Originally released on:
CRI SD337 (Quartet)
CRI SD231 (Contra Mortem et Tempus)
Columbia MS6379 and CRI SD492 (Symphony)
Serialist compositions have an abstract expressionist character that makes them seem cold, dry, forbidding, and even arbitrary. This is an inevitable result of the style and the system employed in their creation, which leans heavily to the intellectual and systematic. It is also why this style is so effective and appropriate to the twentieth century – these feelings are the essence of the spirit of the times.
George Rochberg is one of the most successful of the serialists. He has demonstrated both a thorough understanding and mastery of the system in his early works, and the ability to transcend the limitations of the form when they no longer served his artistic goals. Rochberg's lyrical sense allowed him to express a broader than usual range of feeling within the constraints imposed by the serialist method, but he ultimately had to leave the method behind as too restrictive.
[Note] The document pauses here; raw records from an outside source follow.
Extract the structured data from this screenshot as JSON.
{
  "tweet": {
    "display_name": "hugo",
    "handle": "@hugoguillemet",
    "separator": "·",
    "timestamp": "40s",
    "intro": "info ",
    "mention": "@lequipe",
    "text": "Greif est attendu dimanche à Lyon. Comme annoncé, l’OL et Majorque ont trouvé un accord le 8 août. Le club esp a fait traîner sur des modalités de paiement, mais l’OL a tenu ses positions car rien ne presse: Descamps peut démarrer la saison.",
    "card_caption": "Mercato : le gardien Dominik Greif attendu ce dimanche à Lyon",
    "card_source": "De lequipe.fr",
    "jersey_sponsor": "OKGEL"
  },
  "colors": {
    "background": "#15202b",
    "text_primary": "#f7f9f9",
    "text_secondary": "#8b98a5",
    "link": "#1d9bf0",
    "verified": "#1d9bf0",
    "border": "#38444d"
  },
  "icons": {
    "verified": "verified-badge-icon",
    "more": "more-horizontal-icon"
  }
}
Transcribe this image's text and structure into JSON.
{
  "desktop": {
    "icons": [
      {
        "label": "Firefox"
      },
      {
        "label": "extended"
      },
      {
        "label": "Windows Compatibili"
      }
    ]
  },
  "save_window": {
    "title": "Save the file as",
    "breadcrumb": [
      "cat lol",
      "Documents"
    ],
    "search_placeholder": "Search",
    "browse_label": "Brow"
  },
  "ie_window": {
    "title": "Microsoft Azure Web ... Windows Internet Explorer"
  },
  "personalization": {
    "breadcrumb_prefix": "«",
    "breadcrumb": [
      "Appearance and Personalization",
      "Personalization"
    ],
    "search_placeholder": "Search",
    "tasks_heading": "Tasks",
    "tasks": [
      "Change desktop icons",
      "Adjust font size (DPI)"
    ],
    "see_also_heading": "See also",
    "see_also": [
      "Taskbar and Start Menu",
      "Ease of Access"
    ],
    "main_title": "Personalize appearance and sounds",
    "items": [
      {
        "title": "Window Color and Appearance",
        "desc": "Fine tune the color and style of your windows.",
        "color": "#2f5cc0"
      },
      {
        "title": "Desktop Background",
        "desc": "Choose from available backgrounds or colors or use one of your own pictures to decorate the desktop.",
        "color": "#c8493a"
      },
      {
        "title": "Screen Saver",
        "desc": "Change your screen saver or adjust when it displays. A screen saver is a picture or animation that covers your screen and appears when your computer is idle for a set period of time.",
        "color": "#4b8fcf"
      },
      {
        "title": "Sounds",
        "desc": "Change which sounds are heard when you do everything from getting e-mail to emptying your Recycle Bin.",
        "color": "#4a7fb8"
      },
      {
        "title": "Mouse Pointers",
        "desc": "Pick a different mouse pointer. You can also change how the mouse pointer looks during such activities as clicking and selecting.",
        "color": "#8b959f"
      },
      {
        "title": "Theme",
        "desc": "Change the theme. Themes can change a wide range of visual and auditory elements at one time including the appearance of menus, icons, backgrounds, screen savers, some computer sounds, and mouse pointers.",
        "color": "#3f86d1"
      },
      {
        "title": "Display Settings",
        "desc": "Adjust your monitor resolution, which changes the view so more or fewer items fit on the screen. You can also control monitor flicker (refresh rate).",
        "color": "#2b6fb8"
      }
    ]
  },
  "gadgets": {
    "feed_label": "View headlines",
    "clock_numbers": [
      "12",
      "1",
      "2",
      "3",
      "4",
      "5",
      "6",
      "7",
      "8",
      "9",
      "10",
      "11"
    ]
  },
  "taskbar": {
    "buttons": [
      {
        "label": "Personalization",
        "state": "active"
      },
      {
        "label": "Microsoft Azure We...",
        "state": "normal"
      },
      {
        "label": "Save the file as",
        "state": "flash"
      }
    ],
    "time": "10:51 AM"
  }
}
The opening bars of the earliest work on this disc, the String Quartet #1, could easily be mistaken for those of a late Romantic slow movement. (It's as if Mahler had tried to write chamber music.) It gradually descends into dissonance through a seemingly logical progression, and then builds into an energetic statement of purpose.
Rochberg's Symphony #2 opens with martial alarms, staccato trumpets and drum tattoo. Written in the heat of the cold war, the aggressive attitude gradually breaks apart and becomes playful. New melodic elements are introduced and the music is gradually transformed (as perhaps the composer hopes the world will be). The opening material recurs but feels less ominous and threatening in the later context provided for it.
There is no doubt that that second movement is meant to be a scherzo – a joke. It tries very hard to be funny but it is not humorous; it is a serious effort to grab your attention. The third movement, "molto tranquillo," brings some lyricism but sounds thin, as the restrictions of the tone row do not allow deep harmonies to be formed. Dissonance is avoided here at the cost of limiting the number of voices.
The moods expressed by the Symphony all seem to revolve around alienation. The piece holds together very well and the last movement brings together many of the diverse elements and feelings developed in the rest of the piece. Here, fast and slow elements are juxtaposed, with contrasts between heavy and light. The piece ends on a quiet note and seems somehow inconclusive.
The last piece (chronologically) is the elegiac Contra Mortem et Tempus, written after the death of Rochberg's son in 1964. The work is an "assemblage" with (so say the notes) quotes from Boulez, Ives, Varèse, and Rochberg's own works. It is, like the other works here, a study in contrasts with long notes from the flute or violin held against short notes from the percussion (the piano) which also supplies the element of rage with occasional violent outbursts. The quieter lines give the piece an ominous, spooky character, as do the flutter-tongue accents and those passages where the pianist strikes or strums the strings with the hands. Towards the middle of the piece the winds play fast rising motifs which suggest flowers popping out of the ground, or birds. At the end, the pianist half-sings, half-whispers the title of the work into the piano, bringing things to a solemn close.
Although Rochberg has always been well known among his peers and the cognoscenti, the small number of generally available recordings has limited his exposure to the general public. Until now, not one of his symphonies or string quartets had been released on compact disc. Composers Recordings must be praised for bringing these works back into wider circulation. This is the first of two discs of Rochberg from this label. (The second has the String Quartet #2 and other chamber works.) Now I wonder if there is any chance that Nonesuch will re-release the third quartet, and whether anyone has recorded the others?